Garbage Collector and unmanaged resources

P

PromisedOyster

There are various contradictory newsgroup postings on this issue, but I
would really like a definitive answer from the .NET gurus out there?

We have various WinForms that contain multiple Icons and Bitmaps that
are loaded onto the form dynamically, eg control.Icon = ;. Should we
explicitly Dispose of these unmanaged resources when the form closes OR
should we leave it up to the garbage collector to remove these (and
will it definitively remove them?).

Currently, we are NOT disposing of them. However, we are experiencing
intermittent GDI errors, eg A generic error occurred in GDI+,
particularly on terminal server environments AND the GDI count (and
memory usage) grows as the user uses the system, but does not reduce
when the user closes the forms, despite forcing a call to
System.GC.Collect() when closing the form. Perhaps these issues are not
even related?

My understanding was that the recommended way was to let the garbage
collector sort things out, but I am now starting to wonder if this is
correct with applications that use a lot of unmanaged resources.
 
L

Laura T.

GC calls finalizers, not Dispose. And the way GC works, there is no
guarantee when it will do it.
GC might not even fire after a long time, so the unmanaged resources remain
there for a long time.

This is why there is a need for an explicit release of unmanaged resources,
called dispose pattern,
embodied by the Dispose method.

WinForms runtime does call Dispose, when the form is closed (expect some
cases for MDI applications)
for all the controls it has, so you do not need to call Dispose explicitly.

If you do control.Icon=LoadFromFile() you create a new Icon object that is
holding a OS handle in it.
If you repeate the instruction, you in effect, create a new object with OS
handle in it but you leave the previous
object 'hanging' around. The previous object is could be marked unreacheable
so it will be collected someday, and finalized
someday+later. And it's only on someday+later that the OS handle will be
released.

You is why should call Control.Icon.Dispose() before assigning the new icon
for it (if it's not null).
This way you release the object and it's handle immediatly.

Whenever feasible, Dispose correctly (=explicitly and early). It helps to
keep the environment clean.

Laura
 
S

Stoitcho Goutsev \(100\)

PromisedOyster,

You should dispose bitmaps and icons as soon as you finish using them.
However for icons that are loaded as a control's icon I don't think you
should worry disposing them explicitly.

Keep in mind that modeless forms (shown with Form.Show) are disposed upon
close where modal dialogs (shown with Form.ShowDialog) are not and need to
be disposed manually otherwise they will be lurking alive in the memory and
probably leaking resources. If you are not reusing modal dialogs dispose
them when the user closes a dialog and the data is extracted.
 
B

Bruce Wood

I agree with Stoitcho, I think. :)

If the Designer has generated the code to assign an Icon to a control
or a form, then I don't believe that it bothers to put code in the
form's Dispose method to dispose of those icons.

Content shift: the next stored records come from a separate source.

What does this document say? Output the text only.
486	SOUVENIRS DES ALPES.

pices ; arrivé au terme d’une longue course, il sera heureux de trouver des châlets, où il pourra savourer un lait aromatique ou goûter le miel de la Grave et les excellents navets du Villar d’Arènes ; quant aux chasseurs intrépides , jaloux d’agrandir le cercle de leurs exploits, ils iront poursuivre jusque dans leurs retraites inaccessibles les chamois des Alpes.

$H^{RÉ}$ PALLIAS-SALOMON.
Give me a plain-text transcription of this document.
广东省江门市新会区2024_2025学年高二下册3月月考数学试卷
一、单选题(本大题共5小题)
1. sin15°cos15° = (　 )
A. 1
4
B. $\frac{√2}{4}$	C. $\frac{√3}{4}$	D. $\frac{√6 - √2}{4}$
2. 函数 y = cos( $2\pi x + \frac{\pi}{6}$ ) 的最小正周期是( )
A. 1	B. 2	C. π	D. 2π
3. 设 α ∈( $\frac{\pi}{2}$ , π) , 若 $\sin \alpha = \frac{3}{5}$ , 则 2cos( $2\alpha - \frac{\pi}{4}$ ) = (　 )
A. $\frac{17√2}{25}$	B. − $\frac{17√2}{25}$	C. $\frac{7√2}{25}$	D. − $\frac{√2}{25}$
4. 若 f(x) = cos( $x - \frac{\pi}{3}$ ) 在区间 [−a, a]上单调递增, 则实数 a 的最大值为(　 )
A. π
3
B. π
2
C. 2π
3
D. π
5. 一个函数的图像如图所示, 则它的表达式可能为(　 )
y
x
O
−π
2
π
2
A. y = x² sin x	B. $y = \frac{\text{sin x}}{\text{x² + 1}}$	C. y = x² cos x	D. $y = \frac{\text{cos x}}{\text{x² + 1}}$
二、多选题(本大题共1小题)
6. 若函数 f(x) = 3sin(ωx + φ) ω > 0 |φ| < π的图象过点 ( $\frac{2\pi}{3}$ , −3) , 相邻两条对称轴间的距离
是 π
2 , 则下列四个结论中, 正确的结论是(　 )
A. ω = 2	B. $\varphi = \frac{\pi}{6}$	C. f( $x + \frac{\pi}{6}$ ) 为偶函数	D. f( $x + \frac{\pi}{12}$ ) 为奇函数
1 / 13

However, if you're loading the icon or image yourself, then you should
put appropriate code in your form's Dispose method to dispose of them.
As Laura said, the earlier you Dispose of them, the better, from a
memory perspective.
 
S

Stoitcho Goutsev \(100\)

There is even more to that. Objects like bitmaps for example keeps almost
all of their wheight in the unmanaged heap. The GC doesn't care about it, it
cares only for the managed heap where the small Bitamap object leaves (all
its data is in the unamaned heap). So it is possible that unreferenced
bitmaps doesn't put preasure on the managed heap, thus the GC won't kick in
and objects won't be finalized.

To solve this problem in .NET2.0 GC class introduces new pair of methods
AddMemoryPressure/RemoveMemoryPressure that can be used when the applciation
expects to use objects that allocate large chunks of unmanaged memory.